Moving Hardware from “Security through Obscurity” to “Secure by Design”
Presented as part of the 2016 HCSS conference.
ABSTRACT
It is a difficult, perhaps impossible, task to design modern hardware that is impervious to any and every attack. It is hard to insure that these complex, multi-billion transistor systems are functionally correct, let alone secure. Yet, for the most part, computing system designers assume that the hardware is secure and focus their security efforts at higher levels of abstraction (OS, programming language, algorithm, etc.). Recent attacks have shown this is a false premise, and building upon an insecure foundation is a recipe for disaster.

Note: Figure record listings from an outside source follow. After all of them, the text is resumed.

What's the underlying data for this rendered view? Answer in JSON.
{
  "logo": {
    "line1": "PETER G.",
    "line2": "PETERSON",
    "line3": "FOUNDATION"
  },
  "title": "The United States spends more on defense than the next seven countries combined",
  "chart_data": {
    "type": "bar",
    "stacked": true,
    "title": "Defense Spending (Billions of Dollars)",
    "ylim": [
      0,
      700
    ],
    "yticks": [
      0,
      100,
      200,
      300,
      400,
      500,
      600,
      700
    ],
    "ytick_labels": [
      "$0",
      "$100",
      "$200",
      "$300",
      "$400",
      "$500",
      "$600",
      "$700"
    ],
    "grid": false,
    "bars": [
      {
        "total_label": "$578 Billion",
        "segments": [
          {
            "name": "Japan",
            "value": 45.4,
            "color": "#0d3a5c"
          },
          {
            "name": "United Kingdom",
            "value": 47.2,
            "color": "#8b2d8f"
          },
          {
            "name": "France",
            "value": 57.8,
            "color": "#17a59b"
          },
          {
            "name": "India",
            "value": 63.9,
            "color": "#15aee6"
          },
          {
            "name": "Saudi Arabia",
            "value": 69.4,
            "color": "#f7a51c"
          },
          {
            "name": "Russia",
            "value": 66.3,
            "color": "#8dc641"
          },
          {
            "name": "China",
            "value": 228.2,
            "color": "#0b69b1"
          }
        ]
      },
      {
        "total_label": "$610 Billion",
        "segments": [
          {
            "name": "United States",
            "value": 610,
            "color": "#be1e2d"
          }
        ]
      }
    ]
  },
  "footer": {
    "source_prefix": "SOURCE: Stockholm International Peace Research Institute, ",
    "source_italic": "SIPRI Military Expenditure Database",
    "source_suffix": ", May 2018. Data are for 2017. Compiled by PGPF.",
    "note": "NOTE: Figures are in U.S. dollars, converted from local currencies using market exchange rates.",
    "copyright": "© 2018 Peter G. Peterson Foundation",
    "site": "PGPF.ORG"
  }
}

In this talk, we discuss techniques that enable the designer to reason about hardware security. These techniques are based upon information flow and information theoretic measures. They are oblivious to the types of variables under consideration. Thus, we can assess both functional security properties related to confidentiality and integrity as well as covert channels. Our techniques enable the characterization of portions of the system that are potentially vulnerable to attacks. And they determine the effectiveness of mitigation techniques on the overall security of the system. The end result is more secure hardware, which leads to safer and more secure computing systems.
BIO
Ryan Kastner is a professor in the Department of Computer Science and Engineering at the University of California, San Diego. He received a PhD in Computer Science (2002) at UCLA,, a Masters degree in engineering (2000) and Bachelor degrees (BS) in both Electrical Engineering and Computer Engineering (1999), all from Northwestern University. He spent the first five years after his PhD as a professor in the Department of Electrical and Computer Engineering at the University of California, Santa Barbara.
Professor Kastner’s current research interests fall into three areas: hardware acceleration, hardware security, and remote sensing. He is the co-director of the Wireless Embedded Systems Master of Advanced Studies Program. He also co-directs the Engineers for Exploration Program. He has published over 150 technical articles, and has authored three books, “Synthesis Techniques and Optimizations for Reconfigurable Systems”, “Arithmetic Optimizations for Polynomial Expressions and Linear Systems”, and “Handbook on FPGA Design Security”. He has served as member of numerous conference technical committees spanning topics like reconfigurable computing (ISFPGA, FPL, FPT), hardware design (DAC, ICCAD, DATE), hardware security (HOST), and underwater networking (WUWNet).